The men, from Sheffield, were working in an asbestos enclosure on a demolition site in Huddersfield in November 2009.
A poorly-maintained gas boiler in the unit pumped out fumes that safety experts said could have proved fatal.
Huddersfield Magistrates' Court ordered Newlincs Services to pay a £5,000 fine.
Door seal damaged
The company must also pay £3,580 in costs after admitting breaching health and safety laws.
The court heard that after working in the asbestos enclosure for 90 minutes the men had to go through a three-stage decontamination process.
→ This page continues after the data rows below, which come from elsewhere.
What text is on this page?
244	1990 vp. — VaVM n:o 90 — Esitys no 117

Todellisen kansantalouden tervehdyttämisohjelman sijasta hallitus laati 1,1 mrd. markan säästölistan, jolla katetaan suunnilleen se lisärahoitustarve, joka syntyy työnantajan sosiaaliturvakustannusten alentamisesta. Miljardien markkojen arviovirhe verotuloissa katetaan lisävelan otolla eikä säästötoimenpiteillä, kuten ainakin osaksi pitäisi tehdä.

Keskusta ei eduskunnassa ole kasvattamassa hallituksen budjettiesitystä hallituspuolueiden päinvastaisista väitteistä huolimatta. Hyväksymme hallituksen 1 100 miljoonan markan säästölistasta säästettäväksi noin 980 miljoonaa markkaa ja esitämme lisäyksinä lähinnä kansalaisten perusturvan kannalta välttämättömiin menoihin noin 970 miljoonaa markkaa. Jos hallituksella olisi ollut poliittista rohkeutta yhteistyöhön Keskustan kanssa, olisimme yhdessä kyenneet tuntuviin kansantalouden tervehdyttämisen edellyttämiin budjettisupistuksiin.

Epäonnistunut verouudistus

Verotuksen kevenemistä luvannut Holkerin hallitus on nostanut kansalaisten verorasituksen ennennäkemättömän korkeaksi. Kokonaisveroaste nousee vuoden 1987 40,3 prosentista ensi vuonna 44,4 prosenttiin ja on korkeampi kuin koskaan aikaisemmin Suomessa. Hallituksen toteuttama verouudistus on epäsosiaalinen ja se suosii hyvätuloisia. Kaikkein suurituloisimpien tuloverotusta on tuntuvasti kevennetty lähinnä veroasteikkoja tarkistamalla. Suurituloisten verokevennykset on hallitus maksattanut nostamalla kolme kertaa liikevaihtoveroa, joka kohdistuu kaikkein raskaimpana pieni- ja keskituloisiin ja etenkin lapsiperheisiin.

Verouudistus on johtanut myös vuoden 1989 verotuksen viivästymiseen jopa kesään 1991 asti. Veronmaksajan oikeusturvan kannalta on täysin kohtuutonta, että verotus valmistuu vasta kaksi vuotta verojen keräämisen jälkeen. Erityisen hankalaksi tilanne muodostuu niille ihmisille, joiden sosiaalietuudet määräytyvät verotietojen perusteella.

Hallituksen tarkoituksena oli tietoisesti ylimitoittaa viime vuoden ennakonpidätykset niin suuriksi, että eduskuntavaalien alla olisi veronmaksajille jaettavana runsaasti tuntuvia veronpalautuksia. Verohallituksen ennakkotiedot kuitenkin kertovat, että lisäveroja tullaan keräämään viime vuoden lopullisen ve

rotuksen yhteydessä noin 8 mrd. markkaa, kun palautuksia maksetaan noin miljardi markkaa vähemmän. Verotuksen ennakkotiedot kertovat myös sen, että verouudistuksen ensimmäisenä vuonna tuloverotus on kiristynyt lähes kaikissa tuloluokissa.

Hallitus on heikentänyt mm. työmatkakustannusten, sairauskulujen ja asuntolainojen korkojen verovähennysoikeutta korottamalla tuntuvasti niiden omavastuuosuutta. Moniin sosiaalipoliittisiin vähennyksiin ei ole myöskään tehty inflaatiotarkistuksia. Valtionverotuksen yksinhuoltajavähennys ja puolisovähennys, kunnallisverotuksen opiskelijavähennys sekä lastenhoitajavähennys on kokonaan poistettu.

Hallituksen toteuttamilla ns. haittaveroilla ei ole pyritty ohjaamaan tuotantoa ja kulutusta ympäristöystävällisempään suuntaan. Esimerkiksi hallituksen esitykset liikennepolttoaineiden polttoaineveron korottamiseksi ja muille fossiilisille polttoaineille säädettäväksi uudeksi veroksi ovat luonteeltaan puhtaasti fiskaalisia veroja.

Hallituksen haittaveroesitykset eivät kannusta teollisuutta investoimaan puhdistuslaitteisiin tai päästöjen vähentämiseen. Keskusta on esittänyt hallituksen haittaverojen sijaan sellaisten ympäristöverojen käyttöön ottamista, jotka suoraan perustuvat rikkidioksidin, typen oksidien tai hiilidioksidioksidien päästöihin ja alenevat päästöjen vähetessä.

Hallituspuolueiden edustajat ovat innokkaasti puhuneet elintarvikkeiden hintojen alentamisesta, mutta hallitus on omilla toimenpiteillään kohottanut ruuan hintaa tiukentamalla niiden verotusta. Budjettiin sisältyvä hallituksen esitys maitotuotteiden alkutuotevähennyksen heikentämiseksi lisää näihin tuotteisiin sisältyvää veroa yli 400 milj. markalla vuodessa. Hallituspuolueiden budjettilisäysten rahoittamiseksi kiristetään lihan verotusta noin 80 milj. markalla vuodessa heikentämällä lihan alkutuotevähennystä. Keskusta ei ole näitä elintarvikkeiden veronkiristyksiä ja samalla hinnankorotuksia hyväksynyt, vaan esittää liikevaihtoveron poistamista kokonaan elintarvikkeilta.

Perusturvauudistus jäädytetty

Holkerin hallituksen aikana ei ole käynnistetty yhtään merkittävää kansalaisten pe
They began at the "dirty end", disposing of overalls, before entering a second stage where they showered and washed their respiratory equipment.
In the final "clean" section they changed into normal clothes.
But the Health and Safety Executive (HSE), prosecuting, told the court tests on the gas boiler used to provide hot water for the shower showed poor maintenance meant it was pumping out high levels of carbon monoxide.
In addition, a door seal and lock between the boiler compartment and "clean" sections of the unit were damaged, leading to poisonous gases being drawn into the clean end.
The three men, Richard McKearnen, 59, Tony Deakin, 50, and Paul Wainwright, 49, were "almost overcome" with dizziness and nausea, the HSE said.
'Nauseous and dizzy'
They were treated with high-flow oxygen therapy at Huddersfield Royal Infirmary and released later the same day.
Inspector David Stewart, of the HSE, said: "Carbon monoxide can be a silent killer in the home and, as this case demonstrates, also in the workplace.
"Even though these three men spent a relatively short time in the affected part of the decontamination unit, they were left seriously nauseous and dizzy.
"The consequences of longer exposure could have been fatal."